Actually Eisenstein is quick and easy here since the required shift is obvious as I explain below. The remark shows how this is a special case of general method to discover such Eisenstein shifts.
Hint $ $ for $(2)\!:\, \bmod\color{#c00}2\!:\ f(x) \equiv x^{ 4}\!+\!1\equiv (x\!+\!1)^{4} \ $ is a $\rm\color{#0a0}{prime\ power}$.
So Eisenstein works on $\,g(x) = f(x\!-\!1) \equiv x^4\ $ by $\,\color{#c00}2^2\!\nmid\! g(0)\! =\! f(-1)\equiv 1\!+\!9\equiv 2\pmod{\!\color{#c00}2^2}$
Remark $\ $ Recall that the key idea behind the Eisenstein criteria is that polynomials satisfying the criterion are $\rm\color{#0a0}{prime\ powers\ (\equiv x^n)} \bmod p,\,$ and products of primes always factor uniquely. The same works for its shift $\,(x-c)^n,\,$ so we seek primes $\,p\,$ such that, mod $\,p,\,$ the polynomial is congruent to such a power (e.g. for motivation: cyclotomic case). The only primes $\,p\,$ that can yield such powers are those dividing the discriminant (here by Alpha = $\,\color{#c00}2^9\cdot 3\cdot 5^2)$. Indeed, if $\,f\equiv a (x-c)^n,\,\ n> 1\,$ then $\,f\,$ and $\,f'\,$ have a common root $\,x\equiv c,\,$ hence their resultant $\, R(f,f')\equiv 0.\,$ But this is, up to sign, the discriminant of $\,f\,$ (presumed monic).
Below is a less trivial example, from this deleted question.

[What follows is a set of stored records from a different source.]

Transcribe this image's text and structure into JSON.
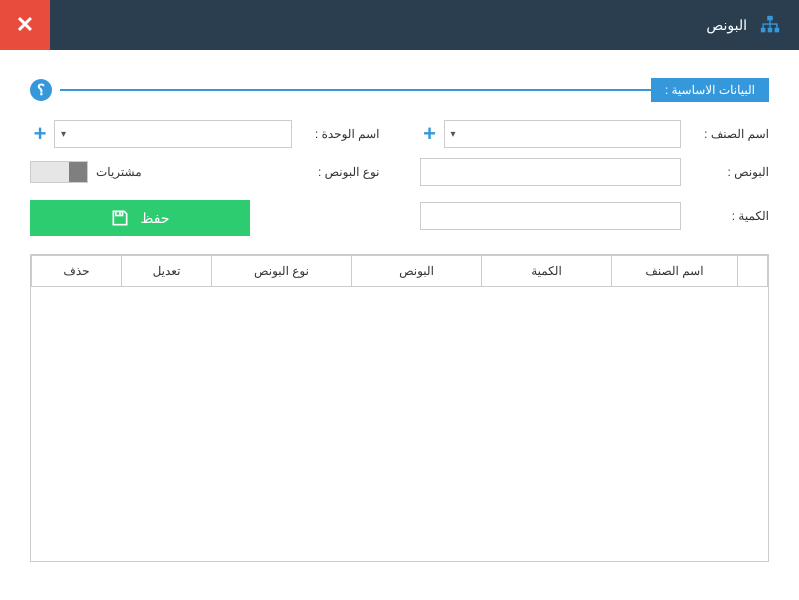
{
  "header": {
    "title": "البونص"
  },
  "section": {
    "label": "البيانات الاساسية :"
  },
  "form": {
    "item_name_label": "اسم الصنف :",
    "unit_name_label": "اسم الوحدة :",
    "bonus_label": "البونص :",
    "bonus_type_label": "نوع البونص :",
    "qty_label": "الكمية :",
    "toggle_label": "مشتريات",
    "save_label": "حفظ",
    "help_symbol": "؟",
    "plus_symbol": "+"
  },
  "table": {
    "columns": {
      "item_name": "اسم الصنف",
      "qty": "الكمية",
      "bonus": "البونص",
      "bonus_type": "نوع البونص",
      "edit": "تعديل",
      "delete": "حذف"
    }
  }
}
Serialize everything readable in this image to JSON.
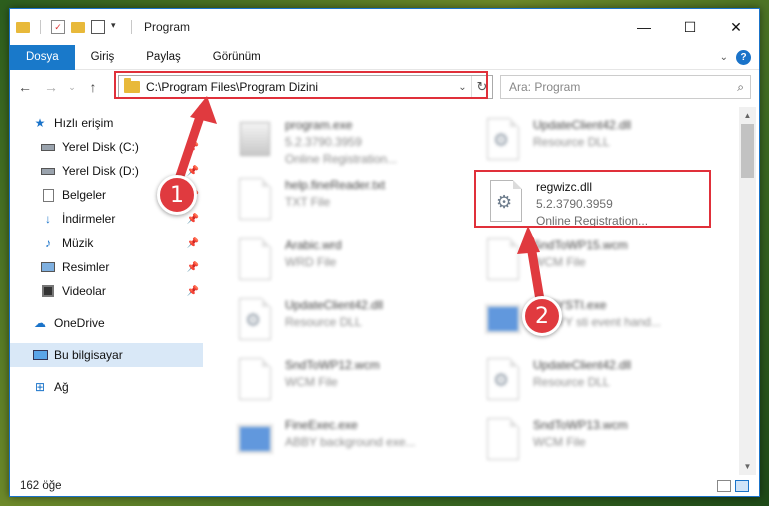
{
  "window": {
    "title": "Program",
    "controls": [
      "—",
      "☐",
      "✕"
    ]
  },
  "ribbon": {
    "tabs": [
      "Dosya",
      "Giriş",
      "Paylaş",
      "Görünüm"
    ],
    "active_tab": "Dosya"
  },
  "navigation": {
    "address_path": "C:\\Program Files\\Program Dizini",
    "search_placeholder": "Ara: Program"
  },
  "sidebar": {
    "items": [
      {
        "label": "Hızlı erişim",
        "icon": "star-icon",
        "pinned": false
      },
      {
        "label": "Yerel Disk (C:)",
        "icon": "drive-icon",
        "pinned": true
      },
      {
        "label": "Yerel Disk (D:)",
        "icon": "drive-icon",
        "pinned": true
      },
      {
        "label": "Belgeler",
        "icon": "documents-icon",
        "pinned": true
      },
      {
        "label": "İndirmeler",
        "icon": "download-icon",
        "pinned": true
      },
      {
        "label": "Müzik",
        "icon": "music-icon",
        "pinned": true
      },
      {
        "label": "Resimler",
        "icon": "pictures-icon",
        "pinned": true
      },
      {
        "label": "Videolar",
        "icon": "video-icon",
        "pinned": true
      },
      {
        "label": "OneDrive",
        "icon": "cloud-icon",
        "pinned": false
      },
      {
        "label": "Bu bilgisayar",
        "icon": "computer-icon",
        "pinned": false,
        "selected": true
      },
      {
        "label": "Ağ",
        "icon": "network-icon",
        "pinned": false
      }
    ]
  },
  "files": [
    {
      "name": "program.exe",
      "line2": "5.2.3790.3959",
      "line3": "Online Registration...",
      "kind": "exe"
    },
    {
      "name": "UpdateClient42.dll",
      "line2": "Resource DLL",
      "line3": "",
      "kind": "dll"
    },
    {
      "name": "help.fineReader.txt",
      "line2": "TXT File",
      "line3": "",
      "kind": "txt"
    },
    {
      "name": "regwizc.dll",
      "line2": "5.2.3790.3959",
      "line3": "Online Registration...",
      "kind": "dll"
    },
    {
      "name": "Arabic.wrd",
      "line2": "WRD File",
      "line3": "",
      "kind": "txt"
    },
    {
      "name": "SndToWP15.wcm",
      "line2": "WCM File",
      "line3": "",
      "kind": "txt"
    },
    {
      "name": "UpdateClient42.dll",
      "line2": "Resource DLL",
      "line3": "",
      "kind": "dll"
    },
    {
      "name": "ABBYSTI.exe",
      "line2": "ABBYY sti event hand...",
      "line3": "",
      "kind": "app"
    },
    {
      "name": "SndToWP12.wcm",
      "line2": "WCM File",
      "line3": "",
      "kind": "txt"
    },
    {
      "name": "UpdateClient42.dll",
      "line2": "Resource DLL",
      "line3": "",
      "kind": "dll"
    },
    {
      "name": "FineExec.exe",
      "line2": "ABBY background exe...",
      "line3": "",
      "kind": "app"
    },
    {
      "name": "SndToWP13.wcm",
      "line2": "WCM File",
      "line3": "",
      "kind": "txt"
    }
  ],
  "status": {
    "item_count": "162 öğe"
  },
  "annotations": {
    "marker_1": "1",
    "marker_2": "2",
    "color": "#e03a3f"
  },
  "colors": {
    "accent": "#1979ca",
    "highlight": "#e0303a"
  }
}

$ f(x)= x^4\!+\!123\:\!x^3\!-\!653\:\!x^2\!-\!386\:\!x+684\,$ $\Rightarrow\, f(x\!-\!c)= x^4\!+(123\!-\!4c)\:\!x^3+\,\cdots$
so $\,p\mid 123\!-\!4c\,\Rightarrow\:\!\bmod p\!:\ 4c\equiv 123,\,$ so $\,\color{#0af}{4(x\!-\!c)\equiv X\!-\!123},\,\ X = 4x,\,$ so
$g(X) := 4^4f(\color{#0af}{x\!-\!c}) = 4^4 f(\color{#0af}{\frac{X-123}4}) \equiv X^4 -\color{#c00}i\:\! X^2 + \color{#c00}j\:\! X - \color{#c00}k,\,$ $\ \scriptsize\begin{align}\color{#c00}i &= 101222\\ \color{#c00}j&=17432440\\ \color{#c00}k&=841514019\end{align}$
thus we infer $\,g(X)\equiv\color{#0a0}{X^4}\!\!\iff\! \gcd(\color{#c00}{i,j,k})\!=\!\color{#c00}{107}\equiv 0,\,$ so $\,4c\!\equiv\! 123\!\equiv \!16\!\iff\! \color{darkorange}{c\!\equiv\! 4}$
and indeed $f(x\!-\!\color{darkorange}4) = \color{#0a0}{x^4} + \color{#c00}{107}(x^3\!-\!19\:\!x^2\!+\!98\:\!x\!-\!148)\,$ is Eisenstein at $\,\color{#c00}{p=107}$.
The first polynomial is not irreducible since we have $$ x^4+5x^3+7x^2-6= (x^2 + 3x + 3)(x^2 + 2x - 2). $$ For the second, we see by the rational root test that there is no root. Hence the only way to decompose it is into two quadratic factors. By writing these as equations in the integer coefficients we obtain a contradiction (by Gauss Lemma we may assume that the coefficients are integers). Hence the second polynomial is irreducible.
Try with contradiction, say $$x^4-4x^3+8x^2-8x+9 = (x^2+ax+b)(x^2+cx+d)$$ or $$x^4-4x^3+8x^2-8x+9 = (x^3+ax^2+bx+c)(x+d)$$
Second option is valid only if polynomal has (positive) integer roots. The canidates are only $1,3,9$ and non works, so you have to try with first option.